Esasında “sonun başlangıcı” ilk 20 dakika geçtikten sonra başlamıştı. Oyuna hızlı giren Galatasaray’ı serinkanlı ve şuurlu bir oyunla İstanbulspor kesince, takımda bir sinirlilik, bir çabalama başlamıştı. Rakip müdafaayı açacak yerde ortada düğümlenen ve karambollerden, kornerlerden medet uman Sarı-kırmızılılar; geçen her dakika sinirlerine biraz daha mahkum oldular, Bunun neticesi, o ana kadar ufak tefek hatalar yapan hakemin «en doğru» kararı ile Ergün’den de mahrum kaldılar. Zaten iyi oynayamayan Galatasaray için 10 kişi kalmak mağlubiyetin mühürlenmesi oldu. Rakibin teknik zaaflarından istifa yolunu bulmuş İstanbulspor, psikolojik bir üstünlük de elde ederek dilediği gibi oynadı ve (3 büyükler) denen hayaletlerin en büyüğünü de devirdi.
GOLLER VE KRİTİK ANLAR
Oyunun ilk 20 dakikasında Galatasaray kâbustan biran evvel kurtulmak istercesine telâşlı bir tempo da. 8. dakikada da Uğur’un ortaladığı topa Metin dönerek vuramadı. Arkasından üst üste 5 kornerden de Sarı-kırmızılılar istifade edemediler. 37. dakikada Cemil, kendinden pek emin Aydın’ı, arkasından Tuncay’ı geçerek topu bomboş bekleyen Bilge’ye’ gönderdi ve Bilge de Yasin’in yanından her şeyi halleden golü ağlara taktı 1-0.
Golden 2 dakika sonra, Galatasaray’ın kazandığı bir serbest atış yapılırken Ergün, hakeme ne söyledi ise söyledi ve kendini bir anda saha dışında buldu. Devre biterken Cemil, aynen golde olduğu gibi bir pas daha yolladı, fakat B.Ahmet topu auta nişanladı. Devre 1—0 kapandı.
ikinci yarıda, 52. dakikada B, Ahmet’in yerini B. Bülent, 73. dakikada Gökmen’in yerini Ahmet aldılar. 81. dakikada Olcay ile Ali çıktılar, yerlerine de Suphi ile Hayati girdiler.

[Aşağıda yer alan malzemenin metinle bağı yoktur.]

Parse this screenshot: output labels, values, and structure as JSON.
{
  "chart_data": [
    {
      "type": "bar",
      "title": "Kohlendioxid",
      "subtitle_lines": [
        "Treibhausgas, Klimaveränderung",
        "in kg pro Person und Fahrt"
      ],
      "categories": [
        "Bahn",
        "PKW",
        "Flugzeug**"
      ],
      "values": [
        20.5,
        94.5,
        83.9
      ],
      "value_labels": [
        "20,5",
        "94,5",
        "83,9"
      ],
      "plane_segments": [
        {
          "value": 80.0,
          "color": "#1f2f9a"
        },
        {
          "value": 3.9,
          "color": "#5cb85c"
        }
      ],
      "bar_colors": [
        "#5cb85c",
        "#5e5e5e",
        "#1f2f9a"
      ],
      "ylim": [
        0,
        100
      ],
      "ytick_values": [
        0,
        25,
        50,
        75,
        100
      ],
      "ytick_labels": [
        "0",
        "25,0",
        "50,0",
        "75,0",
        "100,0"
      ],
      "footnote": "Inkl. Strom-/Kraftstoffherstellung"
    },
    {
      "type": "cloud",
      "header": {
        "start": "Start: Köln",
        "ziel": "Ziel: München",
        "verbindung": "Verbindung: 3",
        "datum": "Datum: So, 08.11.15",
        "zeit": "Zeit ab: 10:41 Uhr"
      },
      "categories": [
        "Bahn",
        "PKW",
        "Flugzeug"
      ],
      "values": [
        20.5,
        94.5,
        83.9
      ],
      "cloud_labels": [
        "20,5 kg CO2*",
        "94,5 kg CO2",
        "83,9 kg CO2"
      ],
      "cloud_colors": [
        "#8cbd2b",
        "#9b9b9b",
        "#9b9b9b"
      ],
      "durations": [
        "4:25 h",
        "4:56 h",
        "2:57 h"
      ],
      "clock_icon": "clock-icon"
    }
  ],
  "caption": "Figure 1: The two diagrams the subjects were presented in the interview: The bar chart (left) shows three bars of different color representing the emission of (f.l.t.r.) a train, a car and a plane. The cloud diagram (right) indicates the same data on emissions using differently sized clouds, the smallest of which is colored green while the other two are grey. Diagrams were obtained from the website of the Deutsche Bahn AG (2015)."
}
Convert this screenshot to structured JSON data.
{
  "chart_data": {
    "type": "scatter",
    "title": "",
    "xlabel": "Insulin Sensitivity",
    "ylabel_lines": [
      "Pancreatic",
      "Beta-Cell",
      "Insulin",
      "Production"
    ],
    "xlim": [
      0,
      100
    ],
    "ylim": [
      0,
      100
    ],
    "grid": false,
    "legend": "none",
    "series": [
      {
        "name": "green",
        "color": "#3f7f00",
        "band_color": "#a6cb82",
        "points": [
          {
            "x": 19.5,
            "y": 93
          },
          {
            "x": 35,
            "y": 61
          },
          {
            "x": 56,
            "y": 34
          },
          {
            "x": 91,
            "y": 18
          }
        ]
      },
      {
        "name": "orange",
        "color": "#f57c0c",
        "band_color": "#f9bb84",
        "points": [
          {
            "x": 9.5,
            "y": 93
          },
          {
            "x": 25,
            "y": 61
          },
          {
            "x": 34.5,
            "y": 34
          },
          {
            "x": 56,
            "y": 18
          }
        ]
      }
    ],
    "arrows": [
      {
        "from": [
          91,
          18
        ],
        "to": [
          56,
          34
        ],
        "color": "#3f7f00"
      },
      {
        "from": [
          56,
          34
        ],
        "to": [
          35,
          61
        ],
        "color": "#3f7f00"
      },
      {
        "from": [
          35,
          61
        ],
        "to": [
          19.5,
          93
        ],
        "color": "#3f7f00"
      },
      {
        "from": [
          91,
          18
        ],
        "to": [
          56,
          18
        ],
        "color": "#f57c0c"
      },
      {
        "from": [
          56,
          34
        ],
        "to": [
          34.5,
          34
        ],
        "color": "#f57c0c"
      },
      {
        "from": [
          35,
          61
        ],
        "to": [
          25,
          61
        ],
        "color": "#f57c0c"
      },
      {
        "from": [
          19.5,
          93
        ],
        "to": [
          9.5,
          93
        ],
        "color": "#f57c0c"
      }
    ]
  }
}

Beraberlik arayan Galatasaray’dı, gollere giden de İstanbulspor oldu. 75. dakikada K.Ahmet’in tam köşeyi bulan şutunu kornerle savuşturan Yasin 84, dakikada aynı oyuncunun, ceza sahası köşesinden attığı frikikte topu altından ağlara buyur etti. Golden önce, gol kadar güzel bir hareket vardı ki o da Cemil’in Brezilyalılara has bir sıyrılışla kaleye yönelmesi İdi, Bu akını Muzaffer güçlükle önleyebildi. Golden sonra da Tayfun ortadan bir dalışla Yasin’le karşı karşıya geldi, fakat gücü gol atmaya yetmedi. Ama son dakikada Alpaslan Galatasaray’a son azizliği yaptı. Yalçın’ın aut çizgisine kadar indirip ortaladığı topu 3. defa kafa ile ağlara yolladı ve İstanbulspor sahadan 3-0 galip ayrıldı.
Ünlü üstat Halit Kıvanç maç yazısını ise aşağıdaki şekilde kaleme almış.
İstanbul’un da İstanbulspor’u var
Eskişehirspor, Bursaspor, Samsunspor, Boluspor ve daha niceleri..Her biri adını taşıdığı beldeyi futbol dünyamızda şerefle temsil eden takımlar.. Ve şimdi İstanbul’u da şehrin en güzel futbol oynayan gücü olarak İstanbulspor’u ile gururlanacak. Yılar yılı İstanbul’un sesini yedi cihana duyuran “Üç Büyükler”i peş peşe sıfıra karşı alt etmek, bu başarıyı göstereni, “Büyükler”in üçünün toplamı kadar büyük alkışa hak kazandırır.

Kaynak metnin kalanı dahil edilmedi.